Antonio Zanini y Salvador Cañellas, pilotos oficiales de “SEAT Competición”, junto a Salvador Serviá (solo con sus propios medios), fueron los tres españoles que llegaron a escribir alguna de las primeras páginas realmente importantes de nuestro deporte sobre sus “Taxis” SEAT 124-1800.

Con menos medios, pero igual o superior entusiasmo, otros pilotos españoles se aventuraban también cada año a tomar la salida hacia el Rallye Montecarlo desde Almería, un lugar remoto de esa Europa “oficial” a la que aún no pertenecía nuestro país en los años 70.

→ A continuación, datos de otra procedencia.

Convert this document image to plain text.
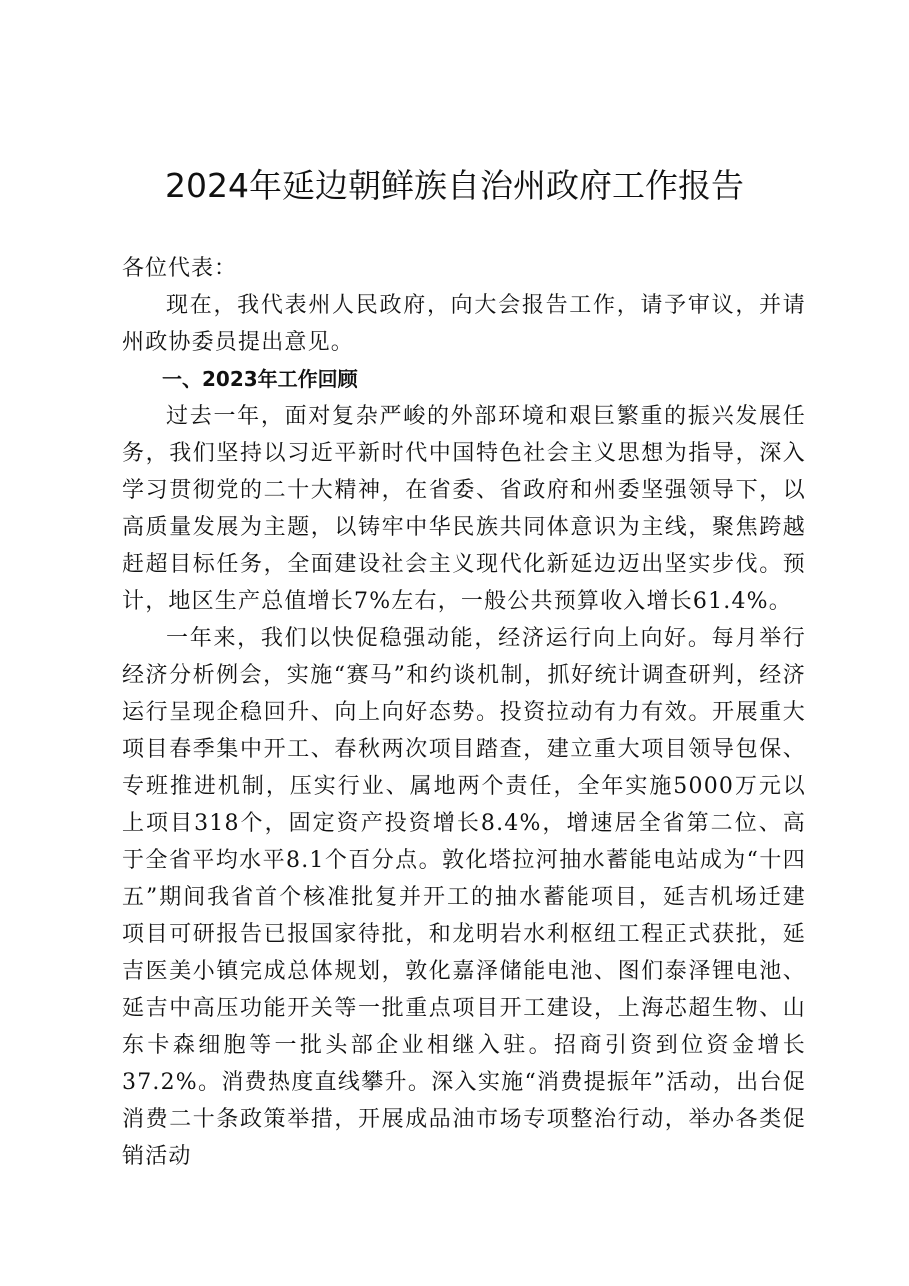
2024年延边朝鲜族自治州政府工作报告

各位代表：

现在，我代表州人民政府，向大会报告工作，请予审议，并请州政协委员提出意见。

一、2023年工作回顾

过去一年，面对复杂严峻的外部环境和艰巨繁重的振兴发展任务，我们坚持以习近平新时代中国特色社会主义思想为指导，深入学习贯彻党的二十大精神，在省委、省政府和州委坚强领导下，以高质量发展为主题，以铸牢中华民族共同体意识为主线，聚焦跨越赶超目标任务，全面建设社会主义现代化新延边迈出坚实步伐。预计，地区生产总值增长7%左右，一般公共预算收入增长61.4%。

一年来，我们以快促稳强动能，经济运行向上向好。每月举行经济分析例会，实施“赛马”和约谈机制，抓好统计调查研判，经济运行呈现企稳回升、向上向好态势。投资拉动有力有效。开展重大项目春季集中开工、春秋两次项目踏查，建立重大项目领导包保、专班推进机制，压实行业、属地两个责任，全年实施5000万元以上项目318个，固定资产投资增长8.4%，增速居全省第二位、高于全省平均水平8.1个百分点。敦化塔拉河抽水蓄能电站成为“十四五”期间我省首个核准批复并开工的抽水蓄能项目，延吉机场迁建项目可研报告已报国家待批，和龙明岩水利枢纽工程正式获批，延吉医美小镇完成总体规划，敦化嘉泽储能电池、图们泰泽锂电池、延吉中高压功能开关等一批重点项目开工建设，上海芯超生物、山东卡森细胞等一批头部企业相继入驻。招商引资到位资金增长37.2%。消费热度直线攀升。深入实施“消费提振年”活动，出台促消费二十条政策举措，开展成品油市场专项整治行动，举办各类促销活动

Tan remoto como otros puntos de partida (Lisboa, Francfort, Estocolmo y Moscú) o las más cercanas París y Roma, raro capricho de la organización que obligaba a tediosas etapas de concentración, quizá con la secreta esperanza de disuadir por el camino a los atrevidos “outsiders”.

Pertrechados de ilusiones, ruedas claveteadas en la baca del techo, infiernillos sobre la redecilla y algún jamón (más o menos “pata negra”) colgando de las barras antivuelco y untando con su grasa los cascos y la ropa, los de “infantería” iniciaban la aventura en paralelo con otros algo mejor equipados de asistencia.

Eran estos, pilotos habituales de las pruebas nacionales que, con algún patrocinador o su propio dinero, disponían ya de un vehículo de asistencia, donde el mecánico de confianza o la propia novia o esposa daban cobertura logística a su temeridad. Este era el caso de “Rizos” Muñoz, Juan Gemar “Crady”, Amadeo Rottier, Beny Fernández, Estanislao Reverter y algún otro distraído en mi memoria.

Todavía faltaban muchos años para que apareciera en escena nuestro Carlos Sainz, pero os aseguro que aquellos pilotos que supieron llegar en la edición de 1977 (Zanini-Petisco 3º; Cañellas-Ferrater 4º y Serviá-Sabater 7º) hicieron vibrar de emoción a este “Abuelete del M3” que en aquel tiempo, con 36 años, no era tan viejo.